Of interest were the remarks about hepatitis in acute toxoplasmosis infection (yes, October 11, 2011 this illness began with viral hepatitis after contaminated reservoir water exposure) and the effect the parasite can have on a variety of brain cells including astrocytes and neurons. In a study involving 17 countries, cryptogenic (no known cause) epilepsy is 4.8 times more prevalent among toxoplasma seropositive persons. “There are evidences that t. gondii infection has the greatest impacts on the hippocampus and amygdala. And get this:
“Another likely hypothesis which t. gondii could cause neurodegenerative and psychiatric disorders, is modulation of different neurotranmitters especially dopamine in brain by the parasite (reference). The t. gondii genome is known to contain 22 aromatic amino acid hydroxylases that potentially could directly affect dopamine and/or serotoinin biosynthesis.”
Are not phenylalanine, tryptophan, and tyrosine AAAs? (My naturopath has prescribed phenylalanine to help with dopamine trafficking!)
“Treatment with a dopamine reuptake inhibitor (GBR 12909) alters the behavior of the mice infected with t. gondii (reference).” [Sounds like my HC7 treatment plan . . .]

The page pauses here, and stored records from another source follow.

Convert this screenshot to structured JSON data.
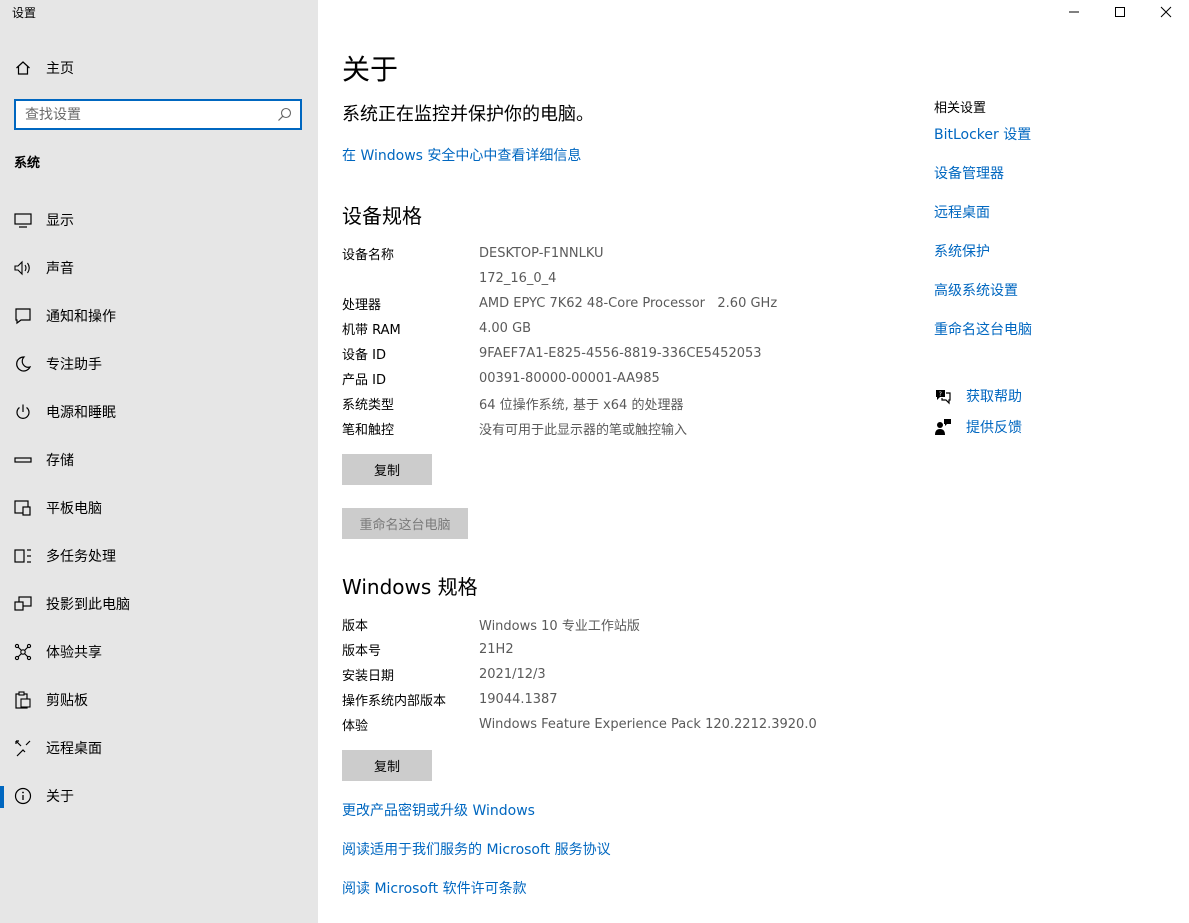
{
  "window": {
    "title": "设置",
    "minimize_icon": "minimize-icon",
    "maximize_icon": "maximize-icon",
    "close_icon": "close-icon"
  },
  "sidebar": {
    "home": "主页",
    "search_placeholder": "查找设置",
    "section": "系统",
    "items": [
      {
        "label": "显示",
        "icon": "display-icon"
      },
      {
        "label": "声音",
        "icon": "speaker-icon"
      },
      {
        "label": "通知和操作",
        "icon": "notification-icon"
      },
      {
        "label": "专注助手",
        "icon": "moon-icon"
      },
      {
        "label": "电源和睡眠",
        "icon": "power-icon"
      },
      {
        "label": "存储",
        "icon": "storage-icon"
      },
      {
        "label": "平板电脑",
        "icon": "tablet-icon"
      },
      {
        "label": "多任务处理",
        "icon": "multitask-icon"
      },
      {
        "label": "投影到此电脑",
        "icon": "project-icon"
      },
      {
        "label": "体验共享",
        "icon": "share-icon"
      },
      {
        "label": "剪贴板",
        "icon": "clipboard-icon"
      },
      {
        "label": "远程桌面",
        "icon": "remote-icon"
      },
      {
        "label": "关于",
        "icon": "info-icon"
      }
    ],
    "active_index": 12,
    "accent_color": "#0067c0"
  },
  "main": {
    "title": "关于",
    "protect_text": "系统正在监控并保护你的电脑。",
    "security_link": "在 Windows 安全中心中查看详细信息",
    "device_specs": {
      "heading": "设备规格",
      "rows": [
        {
          "key": "设备名称",
          "value": "DESKTOP-F1NNLKU"
        },
        {
          "key": "",
          "value": "172_16_0_4"
        },
        {
          "key": "处理器",
          "value": "AMD EPYC 7K62 48-Core Processor   2.60 GHz"
        },
        {
          "key": "机带 RAM",
          "value": "4.00 GB"
        },
        {
          "key": "设备 ID",
          "value": "9FAEF7A1-E825-4556-8819-336CE5452053"
        },
        {
          "key": "产品 ID",
          "value": "00391-80000-00001-AA985"
        },
        {
          "key": "系统类型",
          "value": "64 位操作系统, 基于 x64 的处理器"
        },
        {
          "key": "笔和触控",
          "value": "没有可用于此显示器的笔或触控输入"
        }
      ],
      "copy_button": "复制",
      "rename_button": "重命名这台电脑"
    },
    "windows_specs": {
      "heading": "Windows 规格",
      "rows": [
        {
          "key": "版本",
          "value": "Windows 10 专业工作站版"
        },
        {
          "key": "版本号",
          "value": "21H2"
        },
        {
          "key": "安装日期",
          "value": "2021/12/3"
        },
        {
          "key": "操作系统内部版本",
          "value": "19044.1387"
        },
        {
          "key": "体验",
          "value": "Windows Feature Experience Pack 120.2212.3920.0"
        }
      ],
      "copy_button": "复制"
    },
    "links": [
      "更改产品密钥或升级 Windows",
      "阅读适用于我们服务的 Microsoft 服务协议",
      "阅读 Microsoft 软件许可条款"
    ]
  },
  "related": {
    "title": "相关设置",
    "links": [
      "BitLocker 设置",
      "设备管理器",
      "远程桌面",
      "系统保护",
      "高级系统设置",
      "重命名这台电脑"
    ],
    "help": {
      "label": "获取帮助",
      "icon": "help-chat-icon"
    },
    "feedback": {
      "label": "提供反馈",
      "icon": "feedback-icon"
    },
    "link_color": "#0067c0"
  }
}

“Furthermore, t. gondii has two genes encoding tyrosine hydroxylase which that produces L-DOPA (reference).”
“Likewise, inflammatory responses are the innate defense against t. gondii infection (reference) [Got plenty of inflammation; this statement refers to psych disorders.]
AND NOW FOR A REFERENCE TO AUTOIMMUNE DISORDERS: “There is evidence that t. gondii infected astrocytes and microglial cells release of IL-1a, IL-6, and granulocyte/macrophage colony stimulating factor (GM-CSF). On the other hand, IL-6 may mediate the exacerbation of autoimmune disorders in the CNS; in addition, there is strong association between IL-6 and neurotransmitter production (ref). Furthermore, in vitro stimulation of neurons to secrete dopamine and probably other catecholamines by IL-6 were also reported (ref).” [Multiple brands of GABA made me worse. I was recently diagnosed with an autoimmune disorder.]

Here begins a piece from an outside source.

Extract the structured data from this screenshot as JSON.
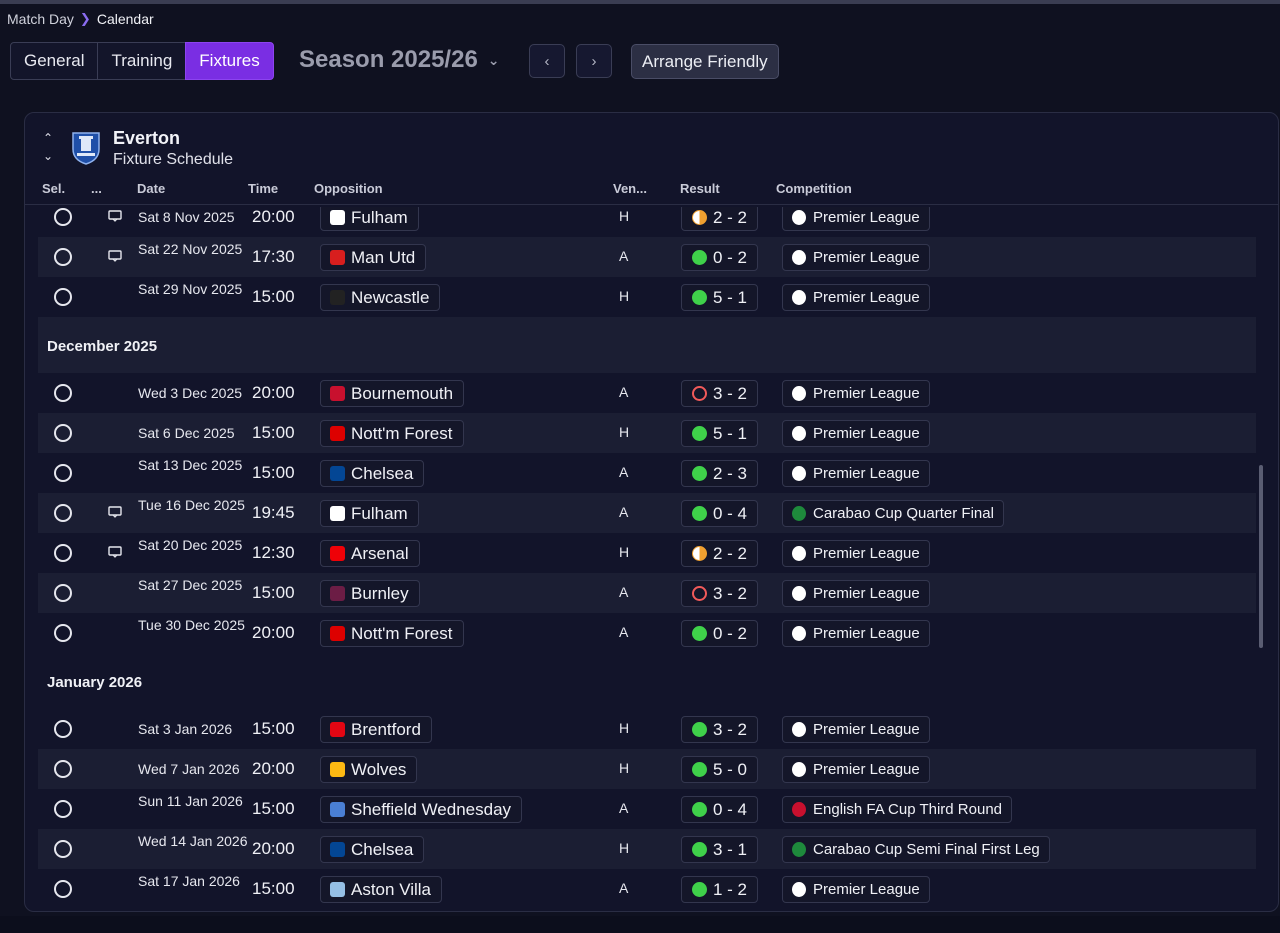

RELATED TO MY STATEMENT ON FACEBOOK (to my naturopath) THAT 5-HTP MADE SEIZURES WORSE: “On the other hand tryptophan is an essential amino acid for t. gondii replication (ref).”
Kynurenic Acid (KYNA) was 12.5 on my last Nutreval (normal is below 7.1) “Astrocytes play a pivotal role in the production of KYNA in the CNS, because astrocytes are the main source of KYNA (ref). Likewise, astrocytes are one of the most important cells that invade by t. gondii . . .” [Holy cow.]
JUST WHEN IT COULD NOT GET ANY CLEARER, READ THIS FROM ANOTHER SOURCE AS NOTED BELOW:
“The genome of the protozoan parasite Toxoplasma gondii was found to contain two genes encoding tyrosine hydroxylase; that produces l-DOPA. The encoded enzymes metabolize phenylalanine as well as tyrosine with substrate preference for tyrosine. Thus the enzymes catabolize phenylalanine to tyrosine and tyrosine to l-DOPA.”